Non, non. Je parlerai anglais. Ma femme est anglaise, mes enfants sont citoyens britanniques. Pour moi, la langue est un instrument – parfois un instrument de culture, parfois un instrument de politique.

Selon la loi, l’ukrainien est la seule langue officielle en Ukraine. C’est la raison pour laquelle je parle ukrainien lorsque j’organise des événements publics en Ukraine.

Parleriez-vous russe lors d’événements publics en Ukraine s’il en était autrement?

Non, je ne le ferais pas. La langue ukrainienne est la protection la plus évidente de l’identité ukrainienne et de l’indépendance ukrainienne.
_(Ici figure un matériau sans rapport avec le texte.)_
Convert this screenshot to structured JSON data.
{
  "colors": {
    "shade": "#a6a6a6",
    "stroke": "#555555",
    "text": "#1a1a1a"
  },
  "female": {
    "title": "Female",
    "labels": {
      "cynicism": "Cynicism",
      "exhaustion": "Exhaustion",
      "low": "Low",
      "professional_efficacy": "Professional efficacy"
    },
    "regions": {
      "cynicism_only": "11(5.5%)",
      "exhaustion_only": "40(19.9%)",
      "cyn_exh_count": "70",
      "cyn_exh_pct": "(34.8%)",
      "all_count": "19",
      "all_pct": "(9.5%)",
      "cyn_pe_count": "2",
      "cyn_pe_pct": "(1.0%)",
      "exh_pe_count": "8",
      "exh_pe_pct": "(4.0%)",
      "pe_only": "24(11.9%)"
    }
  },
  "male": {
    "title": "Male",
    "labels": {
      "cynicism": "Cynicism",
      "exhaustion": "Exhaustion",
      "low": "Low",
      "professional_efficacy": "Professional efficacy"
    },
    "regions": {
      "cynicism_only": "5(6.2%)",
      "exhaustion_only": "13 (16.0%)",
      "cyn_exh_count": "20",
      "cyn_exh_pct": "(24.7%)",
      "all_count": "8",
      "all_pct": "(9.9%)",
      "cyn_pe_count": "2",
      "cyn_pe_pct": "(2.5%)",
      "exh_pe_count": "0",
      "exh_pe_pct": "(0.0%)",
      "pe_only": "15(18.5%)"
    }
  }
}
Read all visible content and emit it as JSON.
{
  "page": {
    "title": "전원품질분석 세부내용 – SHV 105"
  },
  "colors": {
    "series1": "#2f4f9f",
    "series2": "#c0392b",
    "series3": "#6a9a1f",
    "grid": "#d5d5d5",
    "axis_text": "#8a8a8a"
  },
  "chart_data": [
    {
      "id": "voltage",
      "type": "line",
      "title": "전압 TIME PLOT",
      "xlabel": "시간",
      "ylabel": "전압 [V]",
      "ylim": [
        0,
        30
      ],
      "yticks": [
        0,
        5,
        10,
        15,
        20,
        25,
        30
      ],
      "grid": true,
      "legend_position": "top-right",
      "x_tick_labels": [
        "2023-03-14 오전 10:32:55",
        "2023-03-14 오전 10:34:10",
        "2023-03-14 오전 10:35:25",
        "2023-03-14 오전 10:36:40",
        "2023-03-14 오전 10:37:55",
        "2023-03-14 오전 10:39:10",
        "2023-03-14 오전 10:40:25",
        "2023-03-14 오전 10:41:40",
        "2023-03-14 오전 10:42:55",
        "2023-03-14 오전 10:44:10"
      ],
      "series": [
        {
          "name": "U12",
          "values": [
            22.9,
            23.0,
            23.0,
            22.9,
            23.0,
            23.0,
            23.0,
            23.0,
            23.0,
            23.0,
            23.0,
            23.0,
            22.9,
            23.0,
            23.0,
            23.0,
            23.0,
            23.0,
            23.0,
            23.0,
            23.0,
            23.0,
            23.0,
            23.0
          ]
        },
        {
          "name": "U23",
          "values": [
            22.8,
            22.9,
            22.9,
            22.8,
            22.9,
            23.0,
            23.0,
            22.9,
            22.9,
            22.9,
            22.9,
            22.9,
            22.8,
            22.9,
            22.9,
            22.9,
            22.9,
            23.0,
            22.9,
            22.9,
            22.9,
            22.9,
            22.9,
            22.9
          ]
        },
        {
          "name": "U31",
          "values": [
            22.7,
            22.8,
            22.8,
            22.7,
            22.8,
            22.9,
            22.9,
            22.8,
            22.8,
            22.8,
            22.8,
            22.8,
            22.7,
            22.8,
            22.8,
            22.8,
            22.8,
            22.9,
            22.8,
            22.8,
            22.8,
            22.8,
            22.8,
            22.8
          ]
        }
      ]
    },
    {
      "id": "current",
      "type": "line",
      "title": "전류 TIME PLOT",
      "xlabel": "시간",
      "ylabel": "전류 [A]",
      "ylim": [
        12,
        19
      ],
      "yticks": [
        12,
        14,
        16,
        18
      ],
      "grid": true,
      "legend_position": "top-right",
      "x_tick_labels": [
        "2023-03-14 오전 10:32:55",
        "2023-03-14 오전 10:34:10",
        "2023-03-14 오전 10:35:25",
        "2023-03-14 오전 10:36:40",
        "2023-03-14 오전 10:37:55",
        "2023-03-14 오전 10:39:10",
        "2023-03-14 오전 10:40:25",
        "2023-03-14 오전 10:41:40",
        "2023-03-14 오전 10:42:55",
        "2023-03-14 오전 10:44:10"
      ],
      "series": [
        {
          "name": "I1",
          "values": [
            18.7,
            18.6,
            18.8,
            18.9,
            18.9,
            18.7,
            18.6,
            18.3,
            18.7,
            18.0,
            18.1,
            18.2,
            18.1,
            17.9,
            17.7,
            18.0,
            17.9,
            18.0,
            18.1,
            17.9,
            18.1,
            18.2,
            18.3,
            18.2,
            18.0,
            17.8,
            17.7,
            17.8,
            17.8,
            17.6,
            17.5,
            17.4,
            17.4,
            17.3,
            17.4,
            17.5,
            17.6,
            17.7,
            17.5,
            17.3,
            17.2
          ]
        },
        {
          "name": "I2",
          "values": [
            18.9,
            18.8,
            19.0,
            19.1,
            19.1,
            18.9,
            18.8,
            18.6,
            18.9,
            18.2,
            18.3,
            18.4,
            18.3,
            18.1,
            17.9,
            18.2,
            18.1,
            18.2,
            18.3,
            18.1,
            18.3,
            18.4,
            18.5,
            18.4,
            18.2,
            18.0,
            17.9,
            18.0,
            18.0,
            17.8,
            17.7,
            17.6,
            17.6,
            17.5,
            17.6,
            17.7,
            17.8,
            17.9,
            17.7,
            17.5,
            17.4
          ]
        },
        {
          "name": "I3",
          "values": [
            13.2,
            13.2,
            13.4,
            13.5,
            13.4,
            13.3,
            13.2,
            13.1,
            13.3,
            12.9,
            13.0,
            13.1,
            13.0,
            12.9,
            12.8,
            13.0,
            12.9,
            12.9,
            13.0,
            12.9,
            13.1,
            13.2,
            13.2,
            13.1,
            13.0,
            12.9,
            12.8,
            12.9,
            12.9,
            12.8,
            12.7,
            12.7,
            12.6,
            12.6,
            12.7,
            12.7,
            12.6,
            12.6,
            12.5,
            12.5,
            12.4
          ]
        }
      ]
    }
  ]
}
La Russie a réussi à forcer la Biélorussie à avoir deux langues officielles, le russe et le biélorusse. Que s’est-il passé? En Biélorussie, les personnes qui parlent le biélorusse dans la rue sont considérées comme des nationalistes extrêmes et font l’objet de moqueries.

Est-ce que cela libérerait la langue russe en Ukraine si l’invasion russe était stoppée?

Si l’on s’en tient aux posts sur Facebook, le russe est la langue de l’ennemi. Et ce, même si la moitié des soldats ukrainiens sur le front sont russophones. Mais la plupart des Ukrainiens russophones savent qui est responsable de la mauvaise réputation de leur langue. Poutine pousse l’Ukraine à perfectionner son identité ukrainienne plus rapidement que cela n’aurait été le cas autrement.

Les médias sociaux sont une sphère décisive. Même lorsque vous êtes ici, à Genève, vous publiez des informations sur l’évolution de la situation en Ukraine, par exemple sur les bombardements sur Kiev.

Mes enfants sont à Kiev, comme la plupart de mes amis. Je suis inquiet chaque nuit, car chaque nuit nous devons nous attendre à des bombardements et des explosions. Tout le pays vit ainsi, menacé par la Russie, en danger de mort.

Mais le monde entier le sait et voit comment les Russes tuent les civils ukrainiens et occupent leur territoire. J’espère que cela influencera également les décisions de la Suisse. On ne peut pas simplement témoigner d’un meurtre en silence.

Vous parlez de la position de la Suisse sur les exportations d’armes indirectes?

Sur les questions humanitaires, sur les armes, sur tout. J’espère aussi que la Suisse participera à la reconstruction de l’Ukraine et aidera le pays à devenir membre de l’Europe. La Suisse n’est pas membre de l’UE, mais c’est un pays important, notamment sur le plan financier.

En Suisse, certains hommes et femmes politiques de gauche demandent la confiscation des fonds russes.

Je ne suis pas spécialiste. J’espère seulement que les banques suisses ne deviendront pas des plaques tournantes pour les fonds criminels russes utilisés pour corrompre les institutions européennes et les partis politiques d’extrême gauche et d’extrême droite, afin qu’ils représentent les intérêts de la Russie. Cela va devenir important. Mais je suis sûr que les autorités suisses sont au courant de ce qui se passe en Suisse.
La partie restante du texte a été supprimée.